Showcase festival broadcasts live with Axia gear for 3rd straight year
11 June 2009, Cleveland, OH USA
Every year, the peaceful town of Manchester, Tennessee becomes the staging ground for the Bonnaroo Music and Arts Festival, a four-day, multi-stage music festival that brings together fans of an eclectic mix of rock, jazz, Americana and other musical styles. The 100-acre event attracts thousands each year, and is also broadcast on a network of radio affiliates — and for the third year in a row, those broadcasts will be powered by an Axia IP-Audio Network.
From June 11th through 14th, a network of more than 30 radio stations known as the Bonnaroo Radio Network (which includes stations such as KSWD, WXRT, WFUV, WCNR, and DAVE FM/Atlanta) will air 118 hours of music from the festival, which originates under the watchful eye of Tom Hansen, owner of PE-Audio, LLC and Director of Technology of Nashville’s WRLT-FM.
Tom is very familiar with Axia, having installed a Livewire network at WRLT in 2006. Since he’s also the contract operations manager for Bonnaroo, he also immediately began thinking how a IP-Audio might speed construction of the on-site temporary studio complex called the Backstage Radio Compound. In 2007, after careful planning and consideration, Tom deployed an Axia network on-site at Bonnaroo which included Element broadcast consoles, multitudes of Axia Audio Nodes, and Livewire-connected Telos Zephyr audio codecs.

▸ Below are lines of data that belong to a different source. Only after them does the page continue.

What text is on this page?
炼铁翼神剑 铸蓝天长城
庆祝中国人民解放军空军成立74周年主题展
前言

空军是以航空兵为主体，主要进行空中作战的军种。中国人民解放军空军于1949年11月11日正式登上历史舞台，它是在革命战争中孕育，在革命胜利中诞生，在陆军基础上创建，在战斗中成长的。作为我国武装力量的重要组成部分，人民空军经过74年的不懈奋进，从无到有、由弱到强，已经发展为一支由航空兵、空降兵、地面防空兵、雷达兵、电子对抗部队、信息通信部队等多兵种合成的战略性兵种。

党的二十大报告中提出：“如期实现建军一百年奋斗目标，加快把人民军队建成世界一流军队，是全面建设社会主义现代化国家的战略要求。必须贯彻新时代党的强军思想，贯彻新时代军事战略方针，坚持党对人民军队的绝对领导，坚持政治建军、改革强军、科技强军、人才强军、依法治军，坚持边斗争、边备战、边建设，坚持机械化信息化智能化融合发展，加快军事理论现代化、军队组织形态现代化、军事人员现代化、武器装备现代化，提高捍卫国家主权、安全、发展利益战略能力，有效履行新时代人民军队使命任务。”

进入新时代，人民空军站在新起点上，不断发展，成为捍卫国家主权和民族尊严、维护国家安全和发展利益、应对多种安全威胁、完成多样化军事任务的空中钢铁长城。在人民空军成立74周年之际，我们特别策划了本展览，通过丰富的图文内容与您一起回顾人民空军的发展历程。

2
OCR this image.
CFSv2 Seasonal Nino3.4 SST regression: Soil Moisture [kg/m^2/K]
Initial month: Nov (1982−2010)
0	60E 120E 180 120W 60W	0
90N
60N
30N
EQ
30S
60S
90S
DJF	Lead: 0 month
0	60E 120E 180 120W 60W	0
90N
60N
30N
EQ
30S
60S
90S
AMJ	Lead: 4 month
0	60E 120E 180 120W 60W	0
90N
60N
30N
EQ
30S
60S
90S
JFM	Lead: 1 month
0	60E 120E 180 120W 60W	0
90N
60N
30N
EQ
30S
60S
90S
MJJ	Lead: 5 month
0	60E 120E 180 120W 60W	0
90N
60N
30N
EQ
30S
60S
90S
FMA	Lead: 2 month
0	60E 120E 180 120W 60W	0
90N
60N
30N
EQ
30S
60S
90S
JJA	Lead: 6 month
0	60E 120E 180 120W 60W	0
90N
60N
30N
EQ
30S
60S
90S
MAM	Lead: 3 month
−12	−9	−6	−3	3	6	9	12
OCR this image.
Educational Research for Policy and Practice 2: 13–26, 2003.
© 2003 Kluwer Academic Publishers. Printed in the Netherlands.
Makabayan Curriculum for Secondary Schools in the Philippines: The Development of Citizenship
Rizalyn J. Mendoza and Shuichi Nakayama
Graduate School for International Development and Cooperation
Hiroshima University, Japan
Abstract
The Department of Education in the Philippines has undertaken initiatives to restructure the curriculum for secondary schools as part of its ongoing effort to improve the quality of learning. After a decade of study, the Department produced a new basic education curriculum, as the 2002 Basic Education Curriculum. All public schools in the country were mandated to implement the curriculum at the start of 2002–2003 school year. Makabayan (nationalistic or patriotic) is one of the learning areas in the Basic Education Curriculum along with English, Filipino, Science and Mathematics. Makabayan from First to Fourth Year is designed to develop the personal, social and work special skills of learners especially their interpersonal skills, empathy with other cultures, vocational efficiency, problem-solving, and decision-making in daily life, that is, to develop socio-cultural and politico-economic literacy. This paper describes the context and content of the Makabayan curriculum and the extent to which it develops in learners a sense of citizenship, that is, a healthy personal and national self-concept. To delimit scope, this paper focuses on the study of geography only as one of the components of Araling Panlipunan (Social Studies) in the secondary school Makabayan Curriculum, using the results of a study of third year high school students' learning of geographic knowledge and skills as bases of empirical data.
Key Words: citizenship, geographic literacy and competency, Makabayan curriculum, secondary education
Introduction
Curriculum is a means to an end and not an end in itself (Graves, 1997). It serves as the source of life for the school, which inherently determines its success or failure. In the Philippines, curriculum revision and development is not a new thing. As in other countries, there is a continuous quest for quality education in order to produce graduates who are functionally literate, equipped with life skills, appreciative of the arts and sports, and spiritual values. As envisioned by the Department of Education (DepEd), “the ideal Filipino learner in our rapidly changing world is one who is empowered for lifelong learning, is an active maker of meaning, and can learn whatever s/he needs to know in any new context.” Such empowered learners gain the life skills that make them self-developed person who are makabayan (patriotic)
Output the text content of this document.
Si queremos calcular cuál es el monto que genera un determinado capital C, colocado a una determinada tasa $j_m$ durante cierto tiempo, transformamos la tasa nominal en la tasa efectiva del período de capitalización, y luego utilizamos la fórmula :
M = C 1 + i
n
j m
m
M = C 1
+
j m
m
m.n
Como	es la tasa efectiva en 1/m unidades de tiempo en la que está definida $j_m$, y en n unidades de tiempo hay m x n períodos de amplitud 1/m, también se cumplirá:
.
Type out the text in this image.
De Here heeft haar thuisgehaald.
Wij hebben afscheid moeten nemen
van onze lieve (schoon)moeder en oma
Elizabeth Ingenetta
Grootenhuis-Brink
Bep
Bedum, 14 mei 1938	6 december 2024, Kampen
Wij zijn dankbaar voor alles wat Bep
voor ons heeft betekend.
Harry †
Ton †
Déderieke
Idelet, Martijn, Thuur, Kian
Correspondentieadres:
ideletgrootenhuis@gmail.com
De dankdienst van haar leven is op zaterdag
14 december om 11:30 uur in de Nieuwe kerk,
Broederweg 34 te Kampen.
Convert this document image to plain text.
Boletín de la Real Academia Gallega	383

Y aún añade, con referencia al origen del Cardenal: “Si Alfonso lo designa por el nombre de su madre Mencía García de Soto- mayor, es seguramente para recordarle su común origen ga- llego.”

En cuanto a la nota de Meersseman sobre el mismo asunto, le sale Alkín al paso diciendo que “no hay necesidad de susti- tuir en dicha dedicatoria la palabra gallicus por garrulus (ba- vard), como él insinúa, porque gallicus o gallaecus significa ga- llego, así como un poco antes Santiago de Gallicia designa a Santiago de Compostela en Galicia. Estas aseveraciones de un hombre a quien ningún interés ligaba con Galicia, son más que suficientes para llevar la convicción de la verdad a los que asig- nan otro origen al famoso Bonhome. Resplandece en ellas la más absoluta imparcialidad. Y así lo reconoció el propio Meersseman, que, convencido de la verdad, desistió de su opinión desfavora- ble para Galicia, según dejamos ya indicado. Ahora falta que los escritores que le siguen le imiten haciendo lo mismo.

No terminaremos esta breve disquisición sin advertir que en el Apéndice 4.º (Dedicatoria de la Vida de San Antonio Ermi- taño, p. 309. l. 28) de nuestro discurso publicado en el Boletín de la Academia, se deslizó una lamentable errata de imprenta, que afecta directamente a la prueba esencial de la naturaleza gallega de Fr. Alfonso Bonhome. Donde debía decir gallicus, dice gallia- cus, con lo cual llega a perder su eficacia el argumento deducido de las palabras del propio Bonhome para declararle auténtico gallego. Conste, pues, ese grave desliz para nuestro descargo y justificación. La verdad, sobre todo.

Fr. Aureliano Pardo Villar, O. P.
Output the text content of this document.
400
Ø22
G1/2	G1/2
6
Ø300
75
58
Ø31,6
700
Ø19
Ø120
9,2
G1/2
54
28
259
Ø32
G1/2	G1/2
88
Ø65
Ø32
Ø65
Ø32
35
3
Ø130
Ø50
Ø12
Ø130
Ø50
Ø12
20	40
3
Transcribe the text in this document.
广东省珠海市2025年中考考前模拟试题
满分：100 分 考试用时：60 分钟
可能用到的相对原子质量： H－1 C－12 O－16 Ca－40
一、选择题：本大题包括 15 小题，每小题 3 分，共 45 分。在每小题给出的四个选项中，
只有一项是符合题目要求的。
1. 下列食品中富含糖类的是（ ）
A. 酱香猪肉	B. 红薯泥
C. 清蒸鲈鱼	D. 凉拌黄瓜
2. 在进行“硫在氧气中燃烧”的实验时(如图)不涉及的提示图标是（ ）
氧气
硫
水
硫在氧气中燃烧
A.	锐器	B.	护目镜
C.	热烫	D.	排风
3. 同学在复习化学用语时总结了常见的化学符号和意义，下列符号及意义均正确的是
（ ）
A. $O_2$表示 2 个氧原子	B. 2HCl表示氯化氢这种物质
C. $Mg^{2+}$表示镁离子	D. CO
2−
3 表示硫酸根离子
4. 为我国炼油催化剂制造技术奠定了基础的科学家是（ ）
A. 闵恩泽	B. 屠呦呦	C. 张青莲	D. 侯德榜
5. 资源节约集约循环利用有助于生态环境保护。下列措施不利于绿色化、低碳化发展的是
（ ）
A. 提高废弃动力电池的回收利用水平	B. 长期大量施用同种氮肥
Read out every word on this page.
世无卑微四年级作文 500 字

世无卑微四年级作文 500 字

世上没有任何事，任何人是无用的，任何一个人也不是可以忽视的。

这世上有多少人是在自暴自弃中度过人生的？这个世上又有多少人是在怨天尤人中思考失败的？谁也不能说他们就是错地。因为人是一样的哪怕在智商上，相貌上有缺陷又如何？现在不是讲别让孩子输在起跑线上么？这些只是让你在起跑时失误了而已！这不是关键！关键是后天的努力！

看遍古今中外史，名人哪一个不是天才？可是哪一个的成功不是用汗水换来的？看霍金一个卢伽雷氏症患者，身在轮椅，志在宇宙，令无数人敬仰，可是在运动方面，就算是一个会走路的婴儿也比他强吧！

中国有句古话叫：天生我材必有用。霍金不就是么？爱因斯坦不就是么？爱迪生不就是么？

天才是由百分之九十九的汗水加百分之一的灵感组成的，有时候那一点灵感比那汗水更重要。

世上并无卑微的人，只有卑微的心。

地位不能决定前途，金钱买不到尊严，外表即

Choice of equipment is always important, and the use of Axia adds to the ambience in the Radio Compound. According to Hansen, “Most of the DJs doing live shows are being sent halfway across the country to report on cool bands and artists they have never seen before, or want to cover just because it may be the coolest performance on earth this year. And Axia is definitely cool.” The broadcast compound typically contains 6 radio studios, two to three production areas and a TOC.
The Axia IP-Audio system allows broadcasters to build audio networks of any size using standard switched Ethernet to connect a few rooms, or an entire facility. Axia networks have a total system capacity of more than 10,000 audio streams, and can carry hundreds of digital stereo (or nearly a hundred surround) channels over a single CAT-6 cable, eliminating much of the cost normally associated with wiring labor and infrastructure. Over 1,500 Axia studios are already on-air around the world.
Axia, a Telos company, builds Ethernet-based professional IP-Audio products for broadcast, sound-reinforcement and commercial audio applications. Along with the popular Element modular console for on-air, commercial production, audio workstations and personal studios, Axia products include digital audio routers, DSP mixers and processors, and software for configuring, managing and interfacing networked audio systems.